The Gates Foundation is working closely with scientists from Intellectual Ventures, a Bellevue-based private company, to explore potential solutions. Those could include new designs for toilets, new uses for human waste as fuel and related projects.

In one project that received funding, a team from Stanford University proposed building a system in Nairobi that would turn human waste into a charcoal used for carbon capture and storage and would process 2 tons of waste daily.

A team from Switzerland aims to construct a functioning model of a toilet that turns urine into water for cleansing.

Some efforts to redesign the toilet in the past have gone nowhere.

"There have been a lot of toilet projects out there and a lot of failures," said Marla Smith-Nilson, executive director of Water 1st International, a Seattle-based nonprofit that supports community-run projects integrating water, toilets and hygiene education. She's seen some of the empty vessels end up being used to store corn.

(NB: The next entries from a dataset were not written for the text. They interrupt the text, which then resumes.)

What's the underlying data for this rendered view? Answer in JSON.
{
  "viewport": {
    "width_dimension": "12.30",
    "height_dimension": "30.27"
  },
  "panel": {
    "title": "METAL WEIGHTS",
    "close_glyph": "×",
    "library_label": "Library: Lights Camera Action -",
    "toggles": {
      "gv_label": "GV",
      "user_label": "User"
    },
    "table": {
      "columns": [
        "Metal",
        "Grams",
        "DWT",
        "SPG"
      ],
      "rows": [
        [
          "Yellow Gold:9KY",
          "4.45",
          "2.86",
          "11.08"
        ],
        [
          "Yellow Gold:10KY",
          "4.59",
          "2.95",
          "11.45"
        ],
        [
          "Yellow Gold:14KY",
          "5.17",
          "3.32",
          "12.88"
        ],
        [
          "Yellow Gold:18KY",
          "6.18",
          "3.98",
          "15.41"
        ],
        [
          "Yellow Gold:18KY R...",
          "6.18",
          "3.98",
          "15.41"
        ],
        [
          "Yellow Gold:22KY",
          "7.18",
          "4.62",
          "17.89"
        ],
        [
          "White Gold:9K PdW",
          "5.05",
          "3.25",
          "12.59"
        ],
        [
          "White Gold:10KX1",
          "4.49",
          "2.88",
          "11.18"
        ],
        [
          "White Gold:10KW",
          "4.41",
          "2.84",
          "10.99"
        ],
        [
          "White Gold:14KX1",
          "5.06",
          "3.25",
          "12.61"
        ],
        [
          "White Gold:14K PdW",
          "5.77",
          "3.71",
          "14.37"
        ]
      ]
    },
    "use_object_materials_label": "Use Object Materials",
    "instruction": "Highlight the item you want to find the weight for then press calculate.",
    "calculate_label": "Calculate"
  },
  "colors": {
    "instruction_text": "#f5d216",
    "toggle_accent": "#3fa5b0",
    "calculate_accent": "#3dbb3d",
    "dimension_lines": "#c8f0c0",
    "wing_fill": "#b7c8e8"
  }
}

The challenge is to convince people that toilets and hand-washing are essential, she said. "People say we've been living this way for thousands of years and we're fine."

The Gates Foundation acknowledged there are no silver bullets and progress will require long-term collaboration with local communities to meet their needs.

The grants announced Tuesday include $3 million toward a university challenge to develop a toilet that costs less than 5 cents a day without piped-in water, sewer connection or outside electricity; $8.5 million for a project with the U.S. Agency for International Development; $12 million to the African Development Bank for sanitation-management services; $10 million for a project co-funded by the German and Kenyan governments; and $8 million to UNESCO for education programs.